Case study: Stephen Miller

Meet Stephen, an incredible individual who dedicates his time to a highly demanding sport and job that most of us can only dream of doing day in and day out – all the while carrying a significant, chronic shoulder injury. He recently completed IN-TENSION’s 12-month Athlete Sponsorship Program with great success, after which this is what he had to say…

Tell us about yourself:

“I am a professional whitewater kayak instructor based out of Murchison New Zealand, using my body for work and recreation within the kayaking realm for over 250 days per year. A normal day of work for me consists of 6-8 hours on or in the water, working with clients and moving within the whitewater environment. During my personal time I like to paddle as well focusing on my growth within the sport and pushing my physical and mental boundaries.”

What challenges did you face before starting with IN-TENSION?

Due to the demand on my body I tend to get fatigued often. Due to this, I lose form, and effective and safe movement of my body, exposing me to injury and excess stress on joints etc. I also have a separated AC joint on my right side which can cause me discomfort. My aim was and is to avoid surgery for as long as possible by staying strong and moving better.”

What goals did you have for yourself? 

“To learn how to move more effectively and safely to enhance my performance and longevity within the sport. Kayaking is notoriously hard on your body and the more I can figure out the movement patterns and enable myself to make informed decisions on how to capitalise on stronger, more efficient movement, the more it will help me to have a sustainable career.”

What prompted you to start doing Corrective Movement training? 

“I was discussing it with a friend around the issues I was having with pain and shoulder issues, and he mentioned In-Tension and the work that Cara was carrying out. To me it sounded like the approach that I was keen on and the prevention rather than the ambulance at the bottom of the hill response that surgery seems like.”

Tips for incorporating Corrective Movement training into your day?

“For me it was about becoming habitual and aware of what I was doing and how that effected my body. Due to the physical nature of my profession, I was able to integrate my learnings/understanding/exercise into my everyday movements. I also did multiple gym training sessions per week; this was one of the more difficult parts of my time however it is also where I saw a large amount of gains and understanding of my body, movement and co-ordination. The gym exercise would occupy 30-60mins of my time, but I couldn’t recommend it more, to be in a place that makes you focus on your movement and training.”

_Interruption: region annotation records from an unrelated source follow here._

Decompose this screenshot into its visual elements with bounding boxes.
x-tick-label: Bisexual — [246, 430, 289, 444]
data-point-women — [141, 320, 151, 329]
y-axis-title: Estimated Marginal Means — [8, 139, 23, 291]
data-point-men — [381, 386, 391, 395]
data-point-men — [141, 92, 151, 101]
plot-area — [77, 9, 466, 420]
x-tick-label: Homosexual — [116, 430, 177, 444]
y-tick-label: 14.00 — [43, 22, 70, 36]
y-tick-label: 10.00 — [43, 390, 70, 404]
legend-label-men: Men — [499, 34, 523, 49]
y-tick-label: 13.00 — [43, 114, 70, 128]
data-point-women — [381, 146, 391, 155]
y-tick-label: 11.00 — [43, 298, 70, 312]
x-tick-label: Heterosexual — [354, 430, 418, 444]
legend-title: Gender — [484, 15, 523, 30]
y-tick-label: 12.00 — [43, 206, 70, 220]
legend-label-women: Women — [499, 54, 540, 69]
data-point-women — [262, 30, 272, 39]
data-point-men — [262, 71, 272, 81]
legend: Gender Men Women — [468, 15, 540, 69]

How has corrective movement helped you?

“For me a lot of the important time was spent developing an understanding of how to use my body effectively and to its strength’s; to stop putting it in positions that expose it and cause injury or strain. I was lucky to come into the program relatively strong in key areas but lacking the tools to be able to use my body safely; I would just muscle my way through exercise and get away with things intermittently that would eventually turn into issues in the long term.

After implementing some understanding of what my body needs consciously from me in terms of form and moving efficiently, I was able to think and apply those into every day movements in and out of my boat. A key part was slightly altering my forward stroke to drop my shoulders down and back, to focus more on core rotation while having the shoulders in a safer position and using larger muscle groups and applying more power while having the shoulders in a safe place. The training wasn’t just in the gym, which was something that I really enjoyed about Cara’s approach.” 

Do you feel the tools you have learned will help you for your short-term goals? 

“Absolutely. The more I am able to be smart and informed about the way I move, the easier it will be to achieve goals that require my body to be moving as efficiently as possible.”

Can you see yourself continuing to apply Corrective Movement concepts in the future? 

“Yes, for me the goal of avoiding surgery for as long as possible is key. I’ve found that staying strong, results in less pain, and part of staying strong requires me to move correctly and well. The simple stuff like stretching, trigger point release, and basic body form have become things I focus on daily to help me achieve my goals and ability to move easily throughout my day.”

Your next goals from here? 

“From here I will continue to be on the water extensively throughout each year. I also have plans to go overseas on paddling trips, requiring my body to be working at full potential for weeks at a time. I am looking forward to using the things I have learnt to help improve recovery time and performance throughout.”

Any encouraging words of advice or tips to others who may be facing similar struggles to what you were prior to your training.

“For me it was easy to ignore it and just struggle through with little understanding as to what I was going through or why. I can’t stress enough that when you understand your movement and what you are asking form your body and are aware as how to make that easier and more efficient, you will be able to apply your body in a much easier way.”

Anything else to add?

“Working with Cara has been a pleasure. I was initially unsure about how it was going to progress by only using video calls to update and add parts to my trainings, however Cara’s approach and understanding of what I was requiring from my body was great. She was great at setting appropriate training plans for a person that is busy and already requires a lot from their body each day already. She genuinely cares about how you are progressing and feeling about your training and is open to feedback throughout the process however long that may be. Thank you!”

I have absolutely loved working with Stephen. Although I was here to help him, he has taught me a heck of a lot himself! Thanks, Stephen, for being an amazing client to work with and being a role model to so many.